The Financial Conduct Authority (FCA) will today implement new rules on overdrafts as part of a wide-ranging shake-up of the market.
The new rules set out by the regulator mean overdrafts will now no longer be listed under ‘available funds’ in a person’s bank account in an effort to clarify that an overdraft is a form of credit rather than a customer’s own money.
The change is designed to reduce confusion over consumer bank balances and prevent people from accidentally using their overdraft.
New pricing rules are also scheduled to come into force in April next year which will prevent banks from charging higher fees for unarranged overdrafts than arranged ones, fixed fees for borrowing through an overdraft will also be banned.
The pricing structures will also require banks to advertise the fees for arranged overdrafts with an annual percentage rate (APR) to allow customers to more easily compare them with other forms of credit.
“A radical overhaul of the overdraft market to make it fairer and more transparent, was something that was long overdue”, said Salman Haqqi, a personal finance expert at price comparison website money.co.uk.
“The FCA correctly pointed out that a disproportionately high number of vulnerable customers are going into unarranged overdraft and being hit by excessively high fees.
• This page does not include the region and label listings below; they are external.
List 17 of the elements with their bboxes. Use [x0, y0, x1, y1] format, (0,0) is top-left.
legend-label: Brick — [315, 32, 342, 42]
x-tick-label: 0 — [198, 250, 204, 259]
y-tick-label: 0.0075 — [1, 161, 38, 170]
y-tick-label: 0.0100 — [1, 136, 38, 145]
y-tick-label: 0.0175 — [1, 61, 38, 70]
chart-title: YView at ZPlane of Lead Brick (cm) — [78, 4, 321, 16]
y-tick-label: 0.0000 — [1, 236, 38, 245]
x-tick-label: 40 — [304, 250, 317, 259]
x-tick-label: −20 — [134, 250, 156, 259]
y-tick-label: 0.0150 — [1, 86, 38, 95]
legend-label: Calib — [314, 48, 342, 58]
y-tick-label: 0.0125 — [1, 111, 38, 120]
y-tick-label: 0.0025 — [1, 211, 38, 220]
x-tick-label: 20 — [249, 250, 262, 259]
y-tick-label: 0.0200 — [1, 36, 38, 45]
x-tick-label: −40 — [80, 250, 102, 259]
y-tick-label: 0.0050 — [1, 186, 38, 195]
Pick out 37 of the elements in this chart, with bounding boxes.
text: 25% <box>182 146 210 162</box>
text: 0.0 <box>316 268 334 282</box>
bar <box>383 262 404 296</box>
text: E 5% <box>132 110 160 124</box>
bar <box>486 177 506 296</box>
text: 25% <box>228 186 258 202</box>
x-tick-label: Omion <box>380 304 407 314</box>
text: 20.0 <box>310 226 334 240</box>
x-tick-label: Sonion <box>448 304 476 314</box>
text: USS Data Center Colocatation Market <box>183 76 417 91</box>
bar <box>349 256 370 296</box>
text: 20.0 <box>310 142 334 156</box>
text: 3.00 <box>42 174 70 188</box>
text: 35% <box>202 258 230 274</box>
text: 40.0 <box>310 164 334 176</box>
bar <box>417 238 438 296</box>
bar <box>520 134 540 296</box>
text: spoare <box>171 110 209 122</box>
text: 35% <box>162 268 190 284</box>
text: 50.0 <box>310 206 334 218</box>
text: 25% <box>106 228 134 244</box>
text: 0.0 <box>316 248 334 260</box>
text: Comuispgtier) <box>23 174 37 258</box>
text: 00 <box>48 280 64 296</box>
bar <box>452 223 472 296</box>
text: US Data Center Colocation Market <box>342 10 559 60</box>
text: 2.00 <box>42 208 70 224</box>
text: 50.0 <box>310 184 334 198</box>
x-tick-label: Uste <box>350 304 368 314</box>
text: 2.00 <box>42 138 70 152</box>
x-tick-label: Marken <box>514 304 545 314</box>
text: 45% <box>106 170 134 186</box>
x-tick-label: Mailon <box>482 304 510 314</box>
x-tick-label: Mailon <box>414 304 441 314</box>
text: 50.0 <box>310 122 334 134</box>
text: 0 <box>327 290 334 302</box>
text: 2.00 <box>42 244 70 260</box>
The overdraft market needed shaking-up, and these reforms, to ban daily fixed fees, and stop firms charging higher fees for unauthorised overdrafts, will go some way to creating a system that is fair to all and easier to understand.”
However, Haqqi said “one disappointment” as a result of the new rules was that most banks had already hiked their overdraft fees in advance and that without a revenue source from unplanned overdraft fees they may also decide to hike fees on other products.
One such culprit is HSBC Holdings PLC (LON:HSBA), which is planning to introduce a blanket overdraft charge of 39.9% across its adult current accounts from 14 March, following the lead of Nationwide which introduced a similar rate in November.